Ⅱ
「……さい……起きて下さい。ぼっちゃま」
――じぃの声が聞こえる。それに……何か揺れている感覚。それに“ぺちぺち”小さな音が聞こえる――
蒼空は『なんだろう……』と寝ぼけ眼をゆっくり瞬かせる。左右に揺れているのは自分の顔で、音の正体は頬からだと認識する。
そして、この酷い仕打ちを行っているのは誰だと視線を降ろすと、上半身に跨って蒼空の顔を真剣な眼差しで見つめている大和だった。
だんだんと意識がはっきりしてきた蒼空は、聴覚、嗅覚、痛覚などを取り戻していく。『痛い……』と頭に文字が浮かび上がる。
だが彼は自分に言い聞かせる。『きっと何か虫でも……』と必死に涙目で、それを堪えながら……。
「――痛いよ!!」
「おや? やっとお目覚めですか。おはようございます、ぼっちゃま」
蒼空の頬を叩いていた手を止め立ち上がった大和は、燕尾服に出来た皺を手の平で伸ばし整える。
「おや? ……じゃないよ! どうして、そんな澄ました顔で何事もなかったように振る舞えるの!? あと、おはよう!!」
「お目覚めもよろしいようで何よりです。おはようございます」
大和は、蒼空ににっこりと微笑みかける。
「そりゃ、目覚めも良くなるよ!! こーんなに両頬が腫れるほどビンタされてたらね!! 両親にだってこんなにビンタされたことないよ!! もっと普通に起こせないかな!?」
「申し訳ございません、ぼっちゃま。何度お呼びしてもお目覚めにならなかったもので……致し方なく……」
両頬を真っ赤にして捲し立てるように怒りながら話す蒼空。その様子に、思わず声を出して笑いそうになった大和は、顔を反らし笑っているのがバレないよう手で口元を隠す。しかし蒼空は、大和が笑ったのにすぐ気付いた。
「いま笑ったよね!?」
「いえ……申し訳ございません蒼空様。次、起こすときは一発で」
「うん、死ぬよ? もうそれ、ぼく一生目覚めることないからね?」
大和は内ポケットから何やら取り出すと、満面の笑みで蒼空の方に向けて見せる。それは『ドッキリ大成功』と書かれた皺くちゃの紙だった。蒼空は、その紙を呆れたようにじと目で見る。
「いや、そんな寝起きドッキリみたいな感じされても困るんだけど……しかも、その皺くちゃの紙って、探偵業営む前から持ってるよね? 物持ち良すぎじゃない? どうやって保存してるのさ……」
と言う疑問に対して大和は、ポケットから透明の袋を取り出した。
――あー“ジッブロッグ”!!――
思わず某芸人の手を前に出すツッコミの真似をしてしまう蒼空。しかし、朝から余計なカロリーを消費して疲れるのが嫌なのか、すぐに止めた。
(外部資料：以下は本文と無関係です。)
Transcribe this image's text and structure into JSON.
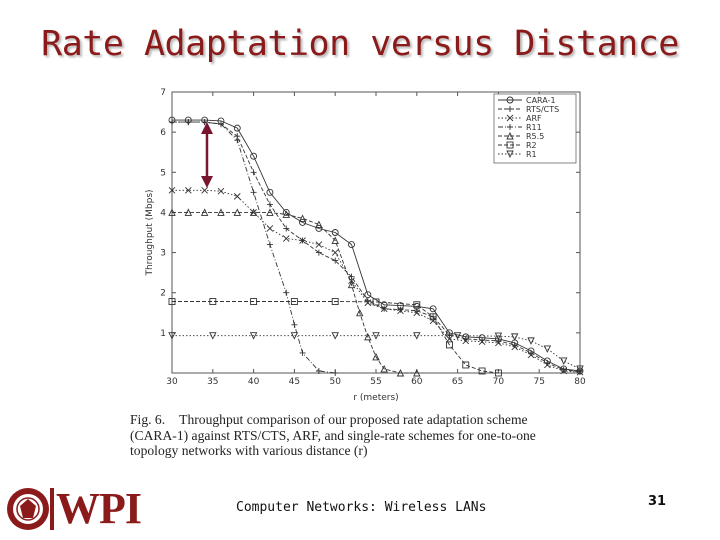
{
  "slide": {
    "title": "Rate Adaptation versus Distance",
    "footer": "Computer Networks: Wireless LANs",
    "page_number": "31",
    "logo_text": "WPI",
    "seal_text": "WORCESTER POLYTECHNIC INSTITUTE 1865"
  },
  "caption": {
    "fig_label": "Fig. 6.",
    "lines": [
      "Throughput comparison of our proposed rate adaptation scheme",
      "(CARA-1) against RTS/CTS, ARF, and single-rate schemes for one-to-one",
      "topology networks with various distance (r)"
    ]
  },
  "colors": {
    "title": "#8b1a1a",
    "arrow": "#7a1530",
    "lines": "#333333"
  },
  "chart_data": {
    "type": "line",
    "xlabel": "r (meters)",
    "ylabel": "Throughput (Mbps)",
    "xlim": [
      30,
      80
    ],
    "ylim": [
      0,
      7
    ],
    "xticks": [
      30,
      35,
      40,
      45,
      50,
      55,
      60,
      65,
      70,
      75,
      80
    ],
    "yticks": [
      0,
      1,
      2,
      3,
      4,
      5,
      6,
      7
    ],
    "legend_position": "top-right",
    "series": [
      {
        "name": "CARA-1",
        "marker": "circle",
        "dash": "solid",
        "x": [
          30,
          32,
          34,
          36,
          38,
          40,
          42,
          44,
          46,
          48,
          50,
          52,
          54,
          56,
          58,
          60,
          62,
          64,
          66,
          68,
          70,
          72,
          74,
          76,
          78,
          80
        ],
        "y": [
          6.3,
          6.3,
          6.3,
          6.28,
          6.1,
          5.4,
          4.5,
          4.0,
          3.75,
          3.6,
          3.5,
          3.2,
          1.95,
          1.7,
          1.68,
          1.66,
          1.6,
          1.0,
          0.9,
          0.88,
          0.85,
          0.75,
          0.55,
          0.3,
          0.1,
          0.05
        ]
      },
      {
        "name": "RTS/CTS",
        "marker": "plus",
        "dash": "dashed",
        "x": [
          30,
          32,
          34,
          36,
          38,
          40,
          42,
          44,
          46,
          48,
          50,
          52,
          54,
          56,
          58,
          60,
          62,
          64,
          66,
          68,
          70,
          72,
          74,
          76,
          78,
          80
        ],
        "y": [
          6.25,
          6.25,
          6.25,
          6.2,
          5.9,
          5.0,
          4.2,
          3.6,
          3.3,
          3.0,
          2.8,
          2.4,
          1.8,
          1.6,
          1.58,
          1.55,
          1.4,
          0.95,
          0.85,
          0.82,
          0.8,
          0.7,
          0.5,
          0.25,
          0.08,
          0.03
        ]
      },
      {
        "name": "ARF",
        "marker": "x",
        "dash": "dotted",
        "x": [
          30,
          32,
          34,
          36,
          38,
          40,
          42,
          44,
          46,
          48,
          50,
          52,
          54,
          56,
          58,
          60,
          62,
          64,
          66,
          68,
          70,
          72,
          74,
          76,
          78,
          80
        ],
        "y": [
          4.55,
          4.55,
          4.55,
          4.53,
          4.4,
          4.0,
          3.6,
          3.35,
          3.3,
          3.2,
          3.0,
          2.3,
          1.75,
          1.6,
          1.55,
          1.5,
          1.3,
          0.85,
          0.8,
          0.78,
          0.75,
          0.65,
          0.45,
          0.2,
          0.05,
          0.02
        ]
      },
      {
        "name": "R11",
        "marker": "plus",
        "dash": "dashdot",
        "x": [
          30,
          32,
          34,
          36,
          38,
          40,
          42,
          44,
          45,
          46,
          48,
          50
        ],
        "y": [
          6.25,
          6.25,
          6.25,
          6.2,
          5.8,
          4.5,
          3.2,
          2.0,
          1.2,
          0.5,
          0.05,
          0
        ]
      },
      {
        "name": "R5.5",
        "marker": "triangle",
        "dash": "dashed",
        "x": [
          30,
          32,
          34,
          36,
          38,
          40,
          42,
          44,
          46,
          48,
          50,
          52,
          53,
          54,
          55,
          56,
          58,
          60
        ],
        "y": [
          4.0,
          4.0,
          4.0,
          4.0,
          4.0,
          4.0,
          4.0,
          3.95,
          3.85,
          3.7,
          3.3,
          2.2,
          1.5,
          0.9,
          0.4,
          0.1,
          0,
          0
        ]
      },
      {
        "name": "R2",
        "marker": "square",
        "dash": "dashed",
        "x": [
          30,
          35,
          40,
          45,
          50,
          55,
          60,
          62,
          64,
          66,
          68,
          70
        ],
        "y": [
          1.78,
          1.78,
          1.78,
          1.78,
          1.78,
          1.77,
          1.7,
          1.4,
          0.7,
          0.2,
          0.05,
          0
        ]
      },
      {
        "name": "R1",
        "marker": "triangle-down",
        "dash": "dotted",
        "x": [
          30,
          35,
          40,
          45,
          50,
          55,
          60,
          65,
          70,
          72,
          74,
          76,
          78,
          80
        ],
        "y": [
          0.93,
          0.93,
          0.93,
          0.93,
          0.93,
          0.93,
          0.93,
          0.93,
          0.92,
          0.9,
          0.8,
          0.6,
          0.3,
          0.1
        ]
      }
    ]
  }
}
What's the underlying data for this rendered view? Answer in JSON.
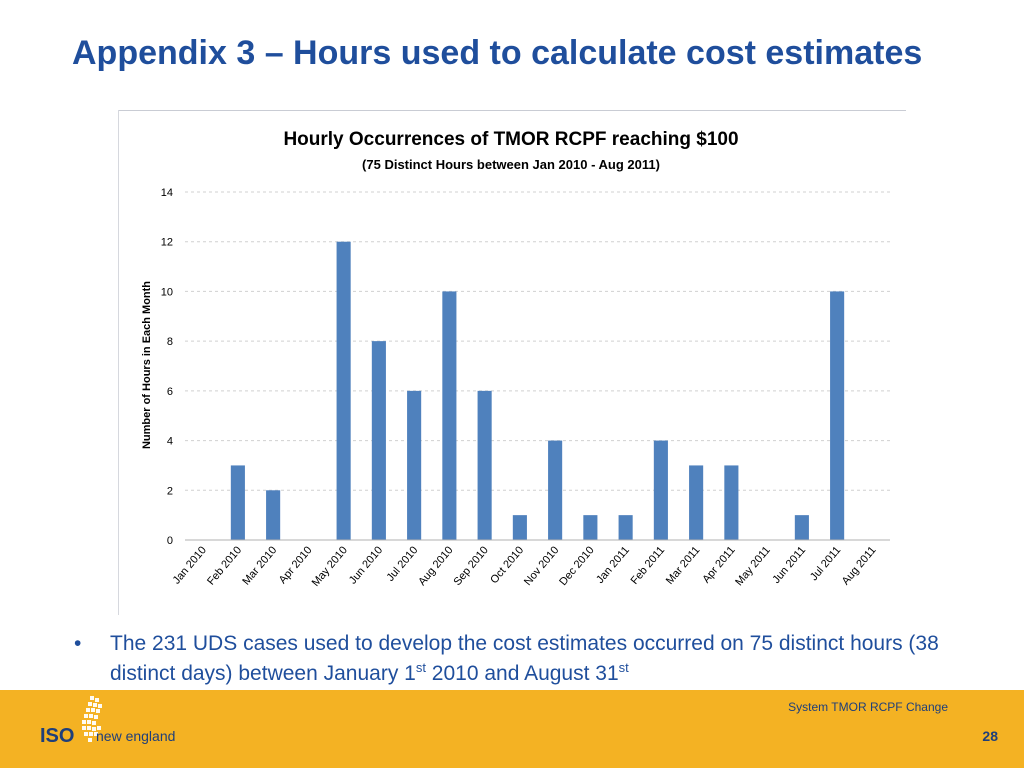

それから、コートの内ポケットをガサゴソ漁ると、昨日の自己紹介中でも見せたシルバーの懐中時計を取り出して蓋を開く。
その蓋の内側部分には、幼い頃、母親と2人で撮った写真が飾られている。蒼空は写真を親指でなぞると、懐かしむように少し微笑んだ。
そして、ローマ数字で指された時刻を確認したものの『当てにはならないな』と、パタリと懐中時計の蓋を閉じた。